Published in Nature Methods (March 2025), TensionMap is a computational framework designed to infer mechanical forces acting on individual cells within tissues. Developed to work hand-in-hand with spatial transcriptomics data, TensionMap bridges the gap between molecular profiling and the physical environment of cells. While traditional spatial transcriptomics excels at mapping gene expression, it often overlooks the mechanical cues—like tension and pressure—that influence cell behavior and tissue patterning. TensionMap fills this gap by leveraging cell segmentation results to estimate forces and provide a richer understanding of tissue architecture.

Think of TensionMap as a translator: it takes the spatial coordinates and morphological data from segmented tissue images and converts them into a "force map" that reveals how cells push, pull, and interact mechanically. This is especially valuable in dynamic processes like embryonic development, wound healing, or cancer progression, where mechanical feedback plays a pivotal role alongside biochemical signals.

How TensionMap Works with Cell Segmentation

TensionMap builds on the foundation laid by cell segmentation methods, which we discussed in our last post. Whether you’re using deep learning-based tools like Cellpose or segmentation-free approaches like SSAM, TensionMap can take those outputs—cell boundaries, shapes, and positions—and analyze them to infer mechanical interactions. Here’s a simplified breakdown of how it works:

1. Input Data: TensionMap starts with spatially resolved transcriptomics data paired with segmented tissue images. The segmentation provides critical information about cell size, shape, and spatial arrangement.

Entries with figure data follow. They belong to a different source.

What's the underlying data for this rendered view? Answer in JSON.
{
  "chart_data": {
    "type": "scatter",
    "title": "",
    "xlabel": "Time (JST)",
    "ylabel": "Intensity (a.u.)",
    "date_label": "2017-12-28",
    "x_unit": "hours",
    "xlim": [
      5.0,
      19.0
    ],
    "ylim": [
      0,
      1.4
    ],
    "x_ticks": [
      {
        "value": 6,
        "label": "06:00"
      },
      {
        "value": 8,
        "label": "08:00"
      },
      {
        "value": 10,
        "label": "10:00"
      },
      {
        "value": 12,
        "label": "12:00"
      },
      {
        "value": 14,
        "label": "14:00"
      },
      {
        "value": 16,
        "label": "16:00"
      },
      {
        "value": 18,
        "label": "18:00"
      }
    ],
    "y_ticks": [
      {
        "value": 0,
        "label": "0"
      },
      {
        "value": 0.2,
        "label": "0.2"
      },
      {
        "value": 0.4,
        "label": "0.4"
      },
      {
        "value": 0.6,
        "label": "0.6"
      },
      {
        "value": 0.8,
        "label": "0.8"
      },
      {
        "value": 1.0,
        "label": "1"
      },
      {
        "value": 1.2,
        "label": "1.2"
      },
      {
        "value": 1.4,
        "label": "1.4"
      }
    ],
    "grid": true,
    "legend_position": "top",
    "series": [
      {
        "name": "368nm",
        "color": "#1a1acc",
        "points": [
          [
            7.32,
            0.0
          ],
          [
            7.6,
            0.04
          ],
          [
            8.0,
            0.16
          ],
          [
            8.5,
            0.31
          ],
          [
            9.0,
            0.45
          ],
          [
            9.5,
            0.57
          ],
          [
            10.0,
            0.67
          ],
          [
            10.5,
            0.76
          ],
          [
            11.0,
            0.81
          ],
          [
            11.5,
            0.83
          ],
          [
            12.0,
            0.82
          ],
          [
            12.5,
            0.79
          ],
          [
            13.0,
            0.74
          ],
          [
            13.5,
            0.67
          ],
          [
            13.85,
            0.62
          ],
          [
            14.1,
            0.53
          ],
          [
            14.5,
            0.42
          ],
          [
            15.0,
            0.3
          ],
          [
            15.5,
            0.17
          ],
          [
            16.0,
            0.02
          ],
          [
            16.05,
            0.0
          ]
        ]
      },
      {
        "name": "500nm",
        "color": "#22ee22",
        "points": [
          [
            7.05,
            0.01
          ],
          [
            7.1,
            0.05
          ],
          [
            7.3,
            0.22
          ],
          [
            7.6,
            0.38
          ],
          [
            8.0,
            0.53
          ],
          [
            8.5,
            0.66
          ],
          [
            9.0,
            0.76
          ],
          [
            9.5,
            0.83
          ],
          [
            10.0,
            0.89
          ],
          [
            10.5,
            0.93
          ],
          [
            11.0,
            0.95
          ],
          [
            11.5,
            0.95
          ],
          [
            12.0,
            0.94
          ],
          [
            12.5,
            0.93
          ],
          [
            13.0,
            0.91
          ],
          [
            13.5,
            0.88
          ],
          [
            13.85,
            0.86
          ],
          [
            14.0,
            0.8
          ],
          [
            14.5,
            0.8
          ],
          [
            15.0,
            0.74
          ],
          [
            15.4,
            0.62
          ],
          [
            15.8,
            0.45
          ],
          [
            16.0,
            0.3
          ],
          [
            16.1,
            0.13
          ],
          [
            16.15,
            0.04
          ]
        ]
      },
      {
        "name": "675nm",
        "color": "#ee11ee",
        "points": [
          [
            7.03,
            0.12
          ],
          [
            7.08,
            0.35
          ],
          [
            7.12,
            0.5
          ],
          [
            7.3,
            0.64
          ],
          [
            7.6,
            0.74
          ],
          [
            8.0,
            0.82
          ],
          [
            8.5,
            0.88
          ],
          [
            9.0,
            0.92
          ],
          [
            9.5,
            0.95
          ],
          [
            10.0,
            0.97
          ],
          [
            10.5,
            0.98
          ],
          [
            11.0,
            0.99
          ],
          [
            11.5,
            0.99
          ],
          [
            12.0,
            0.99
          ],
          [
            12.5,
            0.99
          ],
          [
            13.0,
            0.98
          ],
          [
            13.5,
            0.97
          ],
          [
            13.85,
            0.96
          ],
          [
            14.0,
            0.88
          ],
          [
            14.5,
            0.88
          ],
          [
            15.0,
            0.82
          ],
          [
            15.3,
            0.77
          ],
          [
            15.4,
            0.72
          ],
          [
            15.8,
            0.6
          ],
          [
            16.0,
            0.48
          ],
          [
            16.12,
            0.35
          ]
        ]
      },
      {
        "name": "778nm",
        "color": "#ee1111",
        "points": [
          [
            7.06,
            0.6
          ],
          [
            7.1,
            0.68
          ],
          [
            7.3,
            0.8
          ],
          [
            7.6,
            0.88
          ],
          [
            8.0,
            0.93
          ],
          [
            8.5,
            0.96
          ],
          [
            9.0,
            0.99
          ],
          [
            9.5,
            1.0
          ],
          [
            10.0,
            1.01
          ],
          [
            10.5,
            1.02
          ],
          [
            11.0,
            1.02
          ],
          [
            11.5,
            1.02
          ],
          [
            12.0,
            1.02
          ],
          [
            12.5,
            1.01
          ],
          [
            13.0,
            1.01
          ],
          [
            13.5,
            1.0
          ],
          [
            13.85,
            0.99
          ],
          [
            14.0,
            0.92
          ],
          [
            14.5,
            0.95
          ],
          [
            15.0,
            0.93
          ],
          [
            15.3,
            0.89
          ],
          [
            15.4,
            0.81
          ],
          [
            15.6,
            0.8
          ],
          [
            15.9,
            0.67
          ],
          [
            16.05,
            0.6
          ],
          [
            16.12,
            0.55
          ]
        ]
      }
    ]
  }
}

2. Force Inference: Using a sophisticated computational model, TensionMap calculates the forces acting on each cell based on its morphology and its neighbors’ configurations.

3. Integration with Transcriptomics: By combining these mechanical insights with gene expression profiles, TensionMap identifies signatures—such as mechanical stress patterns or gene modules—that correlate with tissue boundaries or cellular states.

4. Output: The result is a detailed map of mechanical forces across the tissue, offering clues about how physical dynamics influence biological processes.

For example, in a developing mouse embryo (a case study from the Nature Methods paper), TensionMap used spatial transcriptomics data to pinpoint forces driving tissue compartment boundaries—insights that purely molecular data couldn’t fully explain. This dual lens of mechanics and transcriptomics opens up new avenues for discovery.

Why TensionMap Matters

We believe that the future of bioinformatics lies in integrating diverse data types to paint a complete picture of biological systems. TensionMap exemplifies this approach by adding a mechanical dimension to spatial transcriptomics. Here’s why it’s a game-changer:

• Enhanced Tissue Understanding: Mechanical forces shape everything from cell differentiation to tissue morphogenesis. TensionMap reveals these hidden drivers, complementing gene expression data.

• Applications Across Fields: Whether you’re studying developmental biology, cancer microenvironments, or regenerative medicine, TensionMap provides actionable insights into how tissues function and adapt.

• Seamless Integration: It works with existing spatial platforms (like Visium or MERFISH) and segmentation pipelines, making it a versatile addition to your analysis toolkit.